Table_2_Regional Downregulation of Dopamine Receptor D1 in Bilateral Dorsal Lateral Geniculate Nucleus of Monocular Form-Deprived Amblyopia Models.XLSX

Amblyopia is a common eye disease characterized by impaired best-corrected visual acuity. It starts in early childhood and leads to permanent vision reduction if left untreated. Even though many young patients with amblyopia are well treated in clinical practice, the underlying mechanism remains to be elucidated, which limits not only our understanding of this disease but also the therapeutic approach. To investigate the molecular mechanism of amblyopia, primate and rodent models of monocular-deprived amblyopia were created for mRNA screening and confirmation. We obtained 818 differentially expressed genes from the dorsal lateral geniculate nucleus (dLGN) of a primate model of amblyopia. After Gene Ontology and kyoto encyclopedia of genes and genomes (KEGG) enrichment analyses, the main enriched pathways were related to neural development. Interestingly, a particular neurotransmitter pathway, the dopaminergic pathway, was identified. The downregulation of dopamine receptor D1 (DRD1) was confirmed in both monkey and mouse samples. Furthermore, the immunofluorescence staining indicated that DRD1 expression was downregulated in both ventrolateral region of the contralateral dLGN and the dorsomedial region of the ipsilateral dLGN in the mouse model. The regions with downregulated expression of DRD1 were the downstream targets of the visual projection from the amblyopic eye. This study suggested that the downregulation of DRD1 in the LGN may be a cause for amblyopia. This may also be a reason for the failure of some clinical cases of levodopa combined with carbidopa applied to amblyopes.

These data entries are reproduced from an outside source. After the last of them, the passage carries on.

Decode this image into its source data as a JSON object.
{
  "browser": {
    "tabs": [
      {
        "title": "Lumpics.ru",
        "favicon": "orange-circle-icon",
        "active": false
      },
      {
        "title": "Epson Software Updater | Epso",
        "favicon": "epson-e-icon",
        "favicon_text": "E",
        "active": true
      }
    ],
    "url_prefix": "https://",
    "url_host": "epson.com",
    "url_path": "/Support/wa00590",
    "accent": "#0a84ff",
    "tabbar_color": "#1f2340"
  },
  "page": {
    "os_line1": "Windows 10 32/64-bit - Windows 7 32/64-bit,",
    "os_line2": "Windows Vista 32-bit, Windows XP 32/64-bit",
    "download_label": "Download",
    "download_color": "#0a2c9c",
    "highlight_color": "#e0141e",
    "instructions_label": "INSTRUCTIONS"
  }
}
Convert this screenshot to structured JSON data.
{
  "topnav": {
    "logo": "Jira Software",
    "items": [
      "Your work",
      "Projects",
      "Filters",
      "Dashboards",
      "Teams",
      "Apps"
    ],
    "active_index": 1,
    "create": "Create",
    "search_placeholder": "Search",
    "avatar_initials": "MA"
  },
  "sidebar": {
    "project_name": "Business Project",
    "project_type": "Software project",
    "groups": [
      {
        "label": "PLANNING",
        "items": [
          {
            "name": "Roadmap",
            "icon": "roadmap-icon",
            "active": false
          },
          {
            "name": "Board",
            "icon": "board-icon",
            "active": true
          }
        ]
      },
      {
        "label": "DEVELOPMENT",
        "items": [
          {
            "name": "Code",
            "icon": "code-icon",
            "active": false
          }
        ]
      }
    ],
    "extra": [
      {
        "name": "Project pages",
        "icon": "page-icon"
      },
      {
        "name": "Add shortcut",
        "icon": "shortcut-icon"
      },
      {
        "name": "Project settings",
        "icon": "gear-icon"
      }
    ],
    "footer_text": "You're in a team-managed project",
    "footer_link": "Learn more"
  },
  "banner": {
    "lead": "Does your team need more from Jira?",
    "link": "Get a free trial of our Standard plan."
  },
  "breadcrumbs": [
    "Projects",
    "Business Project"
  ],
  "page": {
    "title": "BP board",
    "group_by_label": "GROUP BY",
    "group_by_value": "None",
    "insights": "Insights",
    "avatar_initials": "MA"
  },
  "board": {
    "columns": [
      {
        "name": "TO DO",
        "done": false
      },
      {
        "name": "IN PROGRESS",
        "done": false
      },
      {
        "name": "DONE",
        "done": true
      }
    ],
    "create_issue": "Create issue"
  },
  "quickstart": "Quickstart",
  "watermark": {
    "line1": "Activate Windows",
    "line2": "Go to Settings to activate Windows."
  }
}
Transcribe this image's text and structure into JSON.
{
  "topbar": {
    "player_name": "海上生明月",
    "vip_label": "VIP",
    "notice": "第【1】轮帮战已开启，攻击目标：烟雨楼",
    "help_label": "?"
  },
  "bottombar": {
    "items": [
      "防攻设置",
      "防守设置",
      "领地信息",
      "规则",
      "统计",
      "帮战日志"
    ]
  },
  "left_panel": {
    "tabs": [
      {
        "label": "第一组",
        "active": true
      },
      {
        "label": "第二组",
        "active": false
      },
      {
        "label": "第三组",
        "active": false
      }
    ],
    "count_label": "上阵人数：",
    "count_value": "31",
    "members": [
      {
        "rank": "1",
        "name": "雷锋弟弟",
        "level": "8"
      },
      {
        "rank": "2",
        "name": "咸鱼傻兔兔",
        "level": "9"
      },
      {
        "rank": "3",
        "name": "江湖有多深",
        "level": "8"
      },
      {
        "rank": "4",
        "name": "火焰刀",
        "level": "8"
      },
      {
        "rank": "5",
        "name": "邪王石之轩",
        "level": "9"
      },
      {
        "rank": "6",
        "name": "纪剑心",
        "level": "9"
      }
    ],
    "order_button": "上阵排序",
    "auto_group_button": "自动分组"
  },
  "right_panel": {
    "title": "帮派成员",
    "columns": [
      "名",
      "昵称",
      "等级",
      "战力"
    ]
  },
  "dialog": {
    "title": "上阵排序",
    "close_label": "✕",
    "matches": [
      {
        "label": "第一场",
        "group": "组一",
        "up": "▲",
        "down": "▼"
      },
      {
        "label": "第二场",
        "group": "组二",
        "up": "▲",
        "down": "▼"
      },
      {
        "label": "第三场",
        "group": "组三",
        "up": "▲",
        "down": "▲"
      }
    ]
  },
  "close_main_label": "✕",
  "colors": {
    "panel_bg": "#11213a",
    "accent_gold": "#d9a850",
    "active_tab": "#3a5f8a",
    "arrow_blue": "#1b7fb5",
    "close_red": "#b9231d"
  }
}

弱视（Amblyopia）是一种以最佳矫正视力受损为特征的常见眼部疾病，始发于幼儿阶段，若未及时治疗则会引发永久性视力减退。尽管临床实践中多数弱视患儿可获得良好的治疗效果，但其潜在发病机制仍有待阐明，这不仅限制了学界对该疾病的认知深度，也制约了治疗策略的开发与优化。为探究弱视的分子致病机制，研究人员构建了单眼剥夺性弱视的灵长类及啮齿类动物模型，用于信使RNA（mRNA）的筛选与验证实验。我们从弱视灵长类动物模型的背外侧膝状体核（dorsal lateral geniculate nucleus，dLGN）中筛选得到818个差异表达基因。经基因本体（Gene Ontology，GO）及京都基因与基因组百科全书（kyoto encyclopedia of genes and genomes，KEGG）富集分析后发现，显著富集的通路主要与神经发育相关。值得关注的是，一条特定的神经递质通路——多巴胺能通路——被成功鉴定。多巴胺受体D1（dopamine receptor D1，DRD1）的表达下调现象在猴及小鼠样本中均得到了验证。进一步的免疫荧光染色实验结果显示，在小鼠弱视模型中，DRD1在对侧背外侧膝状体核的腹外侧区域以及同侧背外侧膝状体核的背内侧区域均呈现表达下调。DRD1表达下调的区域，正是弱视眼视觉投射的下游靶区。本研究表明，背外侧膝状体核内DRD1的表达下调可能是弱视的致病诱因之一，这也或许可以解释部分临床病例中，左旋多巴联合卡比多巴治疗弱视患者收效不佳的原因。